Il Club di Roma fu supportato sin dall’inizio dalla grande industria ed infatti il Club ergeva le multinazionali ai soggetti “apolitici” ideali che potevano salvare il pianeta dalla catastrofe, in quanto sarebbero stati i soggetti più adatti per gestire gli interessi del pianeta, superando le barriere delle differenti sovranità e confini nazionali.

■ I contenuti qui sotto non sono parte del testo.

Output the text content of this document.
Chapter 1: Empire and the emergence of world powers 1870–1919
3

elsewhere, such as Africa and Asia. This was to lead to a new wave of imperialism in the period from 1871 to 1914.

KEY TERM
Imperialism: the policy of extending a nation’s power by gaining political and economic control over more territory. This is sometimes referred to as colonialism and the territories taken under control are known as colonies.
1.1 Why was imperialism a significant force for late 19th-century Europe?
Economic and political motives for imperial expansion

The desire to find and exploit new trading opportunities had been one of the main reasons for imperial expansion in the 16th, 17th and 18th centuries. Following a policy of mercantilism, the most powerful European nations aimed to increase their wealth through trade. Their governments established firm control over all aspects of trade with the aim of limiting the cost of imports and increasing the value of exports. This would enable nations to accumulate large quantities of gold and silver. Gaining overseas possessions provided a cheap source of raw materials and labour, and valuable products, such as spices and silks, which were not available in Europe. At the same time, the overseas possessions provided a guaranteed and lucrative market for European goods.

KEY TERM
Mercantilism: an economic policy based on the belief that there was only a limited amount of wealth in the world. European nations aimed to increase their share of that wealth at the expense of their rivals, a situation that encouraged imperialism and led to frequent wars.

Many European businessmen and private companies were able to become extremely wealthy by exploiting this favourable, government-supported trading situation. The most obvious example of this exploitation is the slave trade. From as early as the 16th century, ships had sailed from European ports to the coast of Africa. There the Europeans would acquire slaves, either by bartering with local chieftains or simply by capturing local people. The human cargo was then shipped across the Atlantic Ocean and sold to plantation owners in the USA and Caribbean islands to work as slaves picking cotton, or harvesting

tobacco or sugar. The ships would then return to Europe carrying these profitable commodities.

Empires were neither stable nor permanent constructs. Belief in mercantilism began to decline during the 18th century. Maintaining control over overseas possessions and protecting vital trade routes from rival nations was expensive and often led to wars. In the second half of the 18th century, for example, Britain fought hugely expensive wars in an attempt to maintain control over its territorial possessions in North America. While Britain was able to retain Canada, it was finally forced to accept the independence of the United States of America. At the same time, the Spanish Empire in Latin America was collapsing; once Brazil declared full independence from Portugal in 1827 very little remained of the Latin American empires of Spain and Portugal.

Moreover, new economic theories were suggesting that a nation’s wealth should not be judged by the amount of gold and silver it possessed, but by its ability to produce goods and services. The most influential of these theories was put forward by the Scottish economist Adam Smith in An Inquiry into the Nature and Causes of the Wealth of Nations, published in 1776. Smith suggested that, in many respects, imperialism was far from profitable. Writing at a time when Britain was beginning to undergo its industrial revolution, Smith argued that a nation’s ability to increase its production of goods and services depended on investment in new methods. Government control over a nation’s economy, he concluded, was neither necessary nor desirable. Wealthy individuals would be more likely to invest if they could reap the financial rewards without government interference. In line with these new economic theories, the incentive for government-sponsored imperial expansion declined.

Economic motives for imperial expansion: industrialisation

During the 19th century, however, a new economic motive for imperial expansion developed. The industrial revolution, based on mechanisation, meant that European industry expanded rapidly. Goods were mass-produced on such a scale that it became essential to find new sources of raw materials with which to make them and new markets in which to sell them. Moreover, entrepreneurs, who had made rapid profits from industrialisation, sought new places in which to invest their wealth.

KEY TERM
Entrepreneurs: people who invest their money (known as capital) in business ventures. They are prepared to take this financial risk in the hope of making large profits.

Nel mito proposto “il salvatore” era qualcosa che non doveva passare il vaglio democratico, che non doveva essere legittimato od eletto, anzi gli Stati anche quelli democratici non avrebbero mai risolto il problema in quanto era un problema globale e chi meglio di organizzazioni non politiche ed internazionali, non interessate all’orticello dei confini poteva risolvere il problema? Che fortunata coincidenza.
Cosicché proprio i gruppi di potere che tanto avevano beneficiato dallo sfruttamento della natura e del lavoro umano, del mercato globale, causando la devastazione che il Club denunciava, sarebbero stati coloro che salvavano la situazione, non esplicitando l’interesse del mercato nel tentare di sopravvivere alla alla catastrofe. Quindi le analisi fatte dal Club non avevano come interesse identificare i livelli di responsabilità di chi aveva prodotto la situazione ma insinuare che la responsabilità fosse di tutta l’umanità nel suo insieme e che la soluzione dovesse arrivare dalla collaborazione di tutta l’umanità accettando le ricette neutre e per il bene della specie, sempre dirette da quei gruppi di potere che non andavano messi in discussione.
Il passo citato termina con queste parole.